The Cost of Going Broke
The NY Times is out today with a kind of obvious, yet important article making the point that the big beneficiaries from the seemingly inevitable GM bankruptcy will be the bankruptcy lawyers and other bankruptcy professionals. As the Times notes, “legal fees totaling hundreds of millions of dollars are likely during the course of the case given the high-powered and high-fee lawyers involved.”
Of course we can be even more precise than that, using either Lynn LoPucki’s handy-dandy fee calculator, or the model I developed as part of the ABI Chapter 11 Fee Study and which I published in the American Bankruptcy Law Journal (copy available here).
Using my model – okay, I’ll admit I’m partial to it – the best prediction of the cost of GM’s case would be about $425 million. But the 80% prediction interval -- which defines the range in which 80% of the cases would be expected to fall -- shows that under some scenarios the case could cost as much as $3.5 billion.
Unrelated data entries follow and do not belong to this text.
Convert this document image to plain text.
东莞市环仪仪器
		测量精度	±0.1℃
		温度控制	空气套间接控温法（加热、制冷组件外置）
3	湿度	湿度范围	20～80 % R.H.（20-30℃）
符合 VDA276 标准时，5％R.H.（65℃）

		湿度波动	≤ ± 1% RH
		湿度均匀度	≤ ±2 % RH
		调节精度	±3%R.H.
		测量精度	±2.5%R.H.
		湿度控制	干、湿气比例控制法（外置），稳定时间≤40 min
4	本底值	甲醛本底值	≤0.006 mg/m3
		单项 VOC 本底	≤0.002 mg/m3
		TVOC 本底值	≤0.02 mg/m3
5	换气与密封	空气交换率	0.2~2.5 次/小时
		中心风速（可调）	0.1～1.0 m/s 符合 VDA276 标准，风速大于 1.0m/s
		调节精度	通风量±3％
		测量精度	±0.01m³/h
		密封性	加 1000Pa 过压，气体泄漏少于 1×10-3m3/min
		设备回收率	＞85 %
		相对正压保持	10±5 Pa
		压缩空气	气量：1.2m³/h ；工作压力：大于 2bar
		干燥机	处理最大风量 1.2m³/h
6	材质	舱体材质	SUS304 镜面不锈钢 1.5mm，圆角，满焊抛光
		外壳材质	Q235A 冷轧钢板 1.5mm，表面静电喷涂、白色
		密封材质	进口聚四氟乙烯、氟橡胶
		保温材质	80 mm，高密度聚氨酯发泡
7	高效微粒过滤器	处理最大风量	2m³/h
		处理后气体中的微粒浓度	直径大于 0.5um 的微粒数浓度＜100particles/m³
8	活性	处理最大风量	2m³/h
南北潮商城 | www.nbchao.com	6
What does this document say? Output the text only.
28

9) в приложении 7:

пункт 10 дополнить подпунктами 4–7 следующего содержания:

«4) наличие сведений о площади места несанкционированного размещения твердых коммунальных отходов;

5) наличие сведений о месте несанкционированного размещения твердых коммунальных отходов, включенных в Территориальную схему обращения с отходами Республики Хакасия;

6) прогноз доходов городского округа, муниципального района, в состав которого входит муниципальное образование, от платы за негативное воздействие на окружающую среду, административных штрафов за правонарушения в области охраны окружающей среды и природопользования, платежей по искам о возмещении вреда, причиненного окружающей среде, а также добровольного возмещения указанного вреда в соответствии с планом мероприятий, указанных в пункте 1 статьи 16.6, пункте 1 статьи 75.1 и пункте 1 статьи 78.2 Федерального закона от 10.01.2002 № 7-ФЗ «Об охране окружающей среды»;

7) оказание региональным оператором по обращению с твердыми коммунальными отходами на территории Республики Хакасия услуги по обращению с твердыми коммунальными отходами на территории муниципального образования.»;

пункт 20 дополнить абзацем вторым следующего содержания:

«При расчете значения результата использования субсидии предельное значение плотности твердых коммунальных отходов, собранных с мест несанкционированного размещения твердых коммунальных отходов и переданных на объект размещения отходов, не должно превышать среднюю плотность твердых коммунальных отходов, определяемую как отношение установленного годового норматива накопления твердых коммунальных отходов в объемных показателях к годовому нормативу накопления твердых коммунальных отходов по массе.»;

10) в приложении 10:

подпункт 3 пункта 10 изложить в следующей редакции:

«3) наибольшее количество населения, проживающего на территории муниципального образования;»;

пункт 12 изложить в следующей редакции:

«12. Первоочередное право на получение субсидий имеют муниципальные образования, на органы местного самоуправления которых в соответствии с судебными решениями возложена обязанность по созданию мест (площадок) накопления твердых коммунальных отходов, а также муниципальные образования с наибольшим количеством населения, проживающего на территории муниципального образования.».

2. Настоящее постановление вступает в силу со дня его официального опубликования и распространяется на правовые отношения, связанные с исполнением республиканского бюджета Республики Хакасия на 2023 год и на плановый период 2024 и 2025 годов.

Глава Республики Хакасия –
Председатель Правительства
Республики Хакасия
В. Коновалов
Lots of money to be sure, but the TImes notes that GM would be the most complicated bankruptcy case ever -- and the second biggest case by asset size, only exceeded by Lehman.
Some technical notes after the jump.
These costs include all the major professionals (but not any retained under an ordinary course professionals order – I talk about these orders here) and include both debtor and committee expenses. Assets and debt information for GM was taken from its March 2009 10-Q.
One qualification with using either model on GM rests in the unique nature of the prospective case -- it is at the far right end of the distribution of large chapter 11 debtors. The models may be less precise with these sorts of extreme cases.